Toxic Substances Hydrology Program
U.S. Geological Survey Toxic Substances Hydrology Program--Proceedings of the Technical Meeting Charleston South Carolina March 8-12,1999--Volume 2 of 3--Contamination of Hydrologic Systems and Related Ecosystems, Water-Resources Investigation Report 99-4018B
Aspects of the Exxon Valdez Oil Spill--a Forensic Study and a Toxics Controversy
By Frances D. Hostettler, Keith A. Kvenvolden, Robert J. Rosenbauer, and Jeffrey W. Short
This paper is available in pdf format: Hostettler.pdf
After the Exxon Valdez oil spill in Prince William Sound in March, 1989, much work has been done to track the spilled oil and study its fate and its affect on the environment. Our studies involved developing and applying methods to identify and track the spilled Exxon Valdez oil (EVO) as it weathered, as well as to differentiate it from other petrogenic hydrocarbon input sources in PWS. Application of these methods to the study area has yielded two important findings. First, it was discovered that not all the oil or tar on the beaches was EVO. Instead, tarry residues of oil from the Monterey Formation, Southern California, also were prominent on some of the Prince William Sound beaches along with EVO. Monterey Formation oil was used in the early development of Alaska, before the discovery of North Slope Crude, and most likely was disbursed throughout the Sound from the port of Old Valdez in the Great Alaskan Earthquake of 1964. The second study also involves differentiating petrogenic sources. A third petroleum input source to PWS, namely natural oil seeps in the Gulf of Alaska, has been claimed by others to contribute a substantial, and potentially toxic, polycyclic aromatic hydrocarbon (PAH) background to the Prince William Sound benthic sediments. If this claim is true, it would have the effect of mitigating the long-term effects of the oil spill. Our studies and cooperative work with NOAA provide evidence that it is coal and not oil that contributes this PAH background. Unlike the case with oil, PAHs in coal would not be bioavailable and thus would be considered contaminants but not pollutants capable of causing adverse effects on exposed biota. Resolution of the source of the PAHs is, therefore, an important environmental issue.
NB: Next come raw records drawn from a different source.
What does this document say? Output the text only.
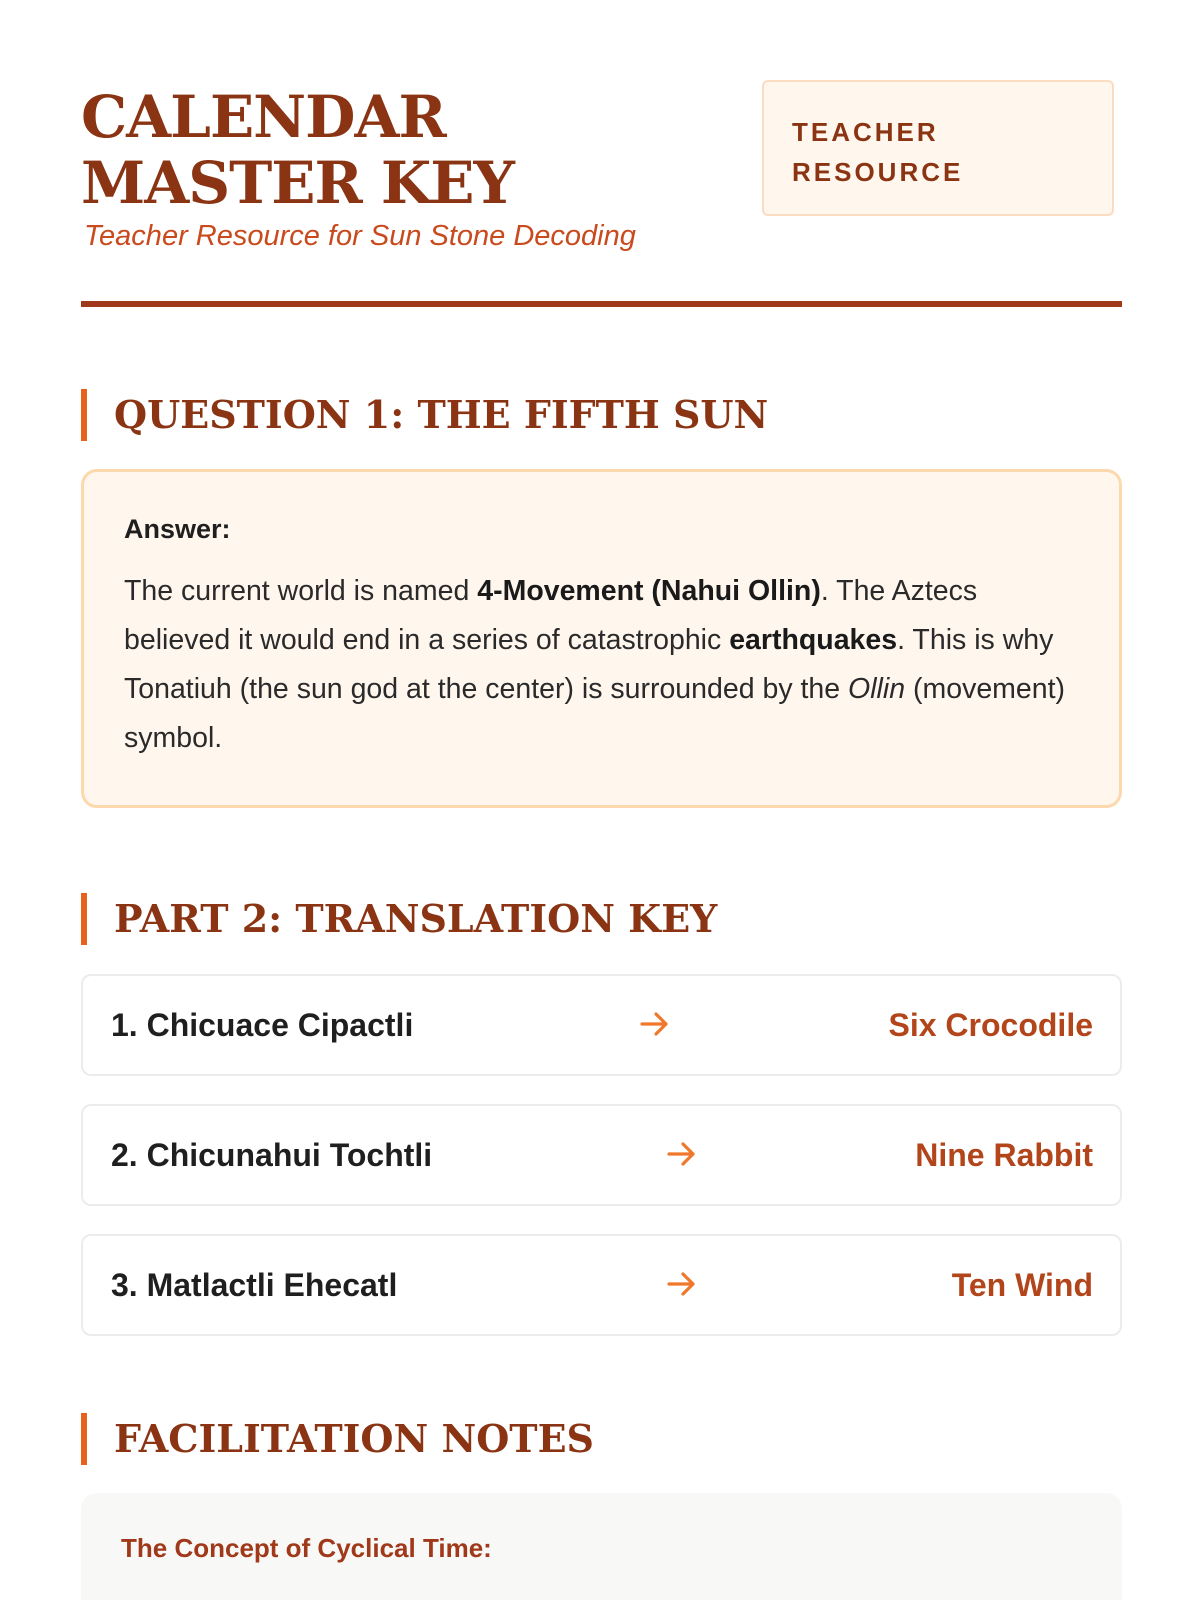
CALENDAR MASTER KEY

Teacher Resource for Sun Stone Decoding

TEACHER
RESOURCE
QUESTION 1: THE FIFTH SUN

Answer:

The current world is named 4-Movement (Nahui Ollin). The Aztecs believed it would end in a series of catastrophic earthquakes. This is why Tonatiuh (the sun god at the center) is surrounded by the Ollin (movement) symbol.

PART 2: TRANSLATION KEY
1. Chicuace Cipactli	Six Crocodile
2. Chicunahui Tochtli	Nine Rabbit
3. Matlactli Ehecatl	Ten Wind
FACILITATION NOTES

The Concept of Cyclical Time:
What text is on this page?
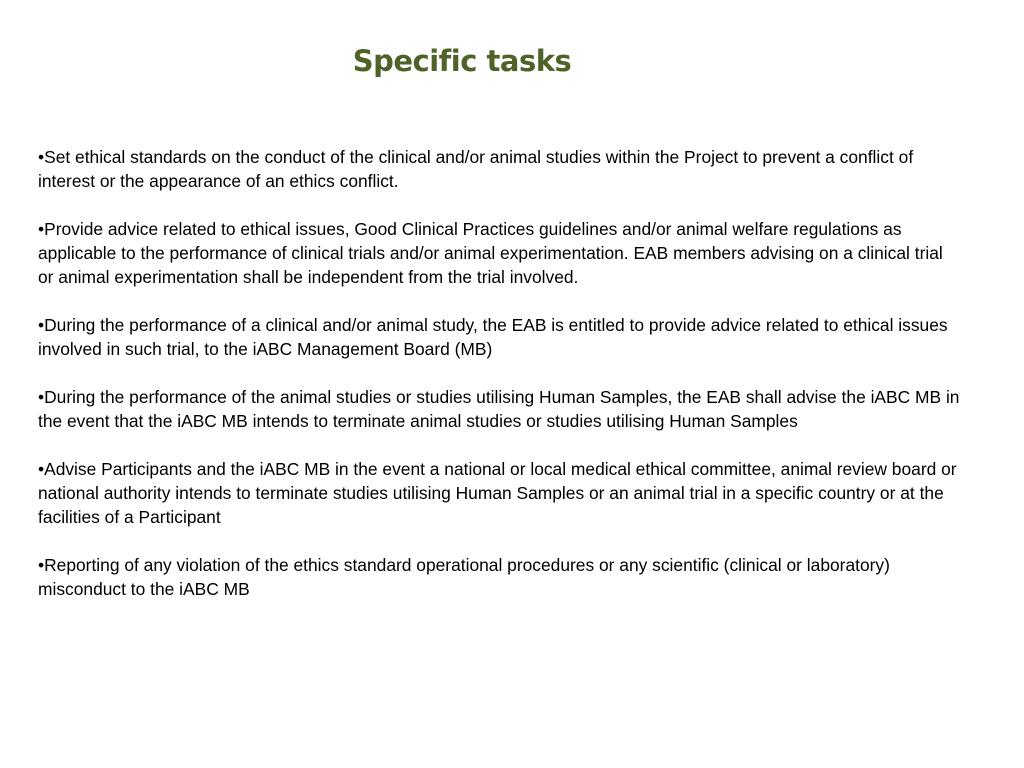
Specific tasks
•Set ethical standards on the conduct of the clinical and/or animal studies within the Project to prevent a conflict of interest or the appearance of an ethics conflict.
•Provide advice related to ethical issues, Good Clinical Practices guidelines and/or animal welfare regulations as applicable to the performance of clinical trials and/or animal experimentation. EAB members advising on a clinical trial or animal experimentation shall be independent from the trial involved.
•During the performance of a clinical and/or animal study, the EAB is entitled to provide advice related to ethical issues involved in such trial, to the iABC Management Board (MB)
•During the performance of the animal studies or studies utilising Human Samples, the EAB shall advise the iABC MB in the event that the iABC MB intends to terminate animal studies or studies utilising Human Samples
•Advise Participants and the iABC MB in the event a national or local medical ethical committee, animal review board or national authority intends to terminate studies utilising Human Samples or an animal trial in a specific country or at the facilities of a Participant
•Reporting of any violation of the ethics standard operational procedures or any scientific (clinical or laboratory) misconduct to the iABC MB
This work in identifying petroleum sources, both natural and anthropogenic, has a great deal of transfer value to other estuarine systems. The geochemical information obtained in Prince William Sound can be extrapolated and applied to the study of oil residues on the California coastline and in San Francisco Bay. Current studies are attempting to correlate or differentiate spills in these two areas and sort out the origin of the petroleum input sources.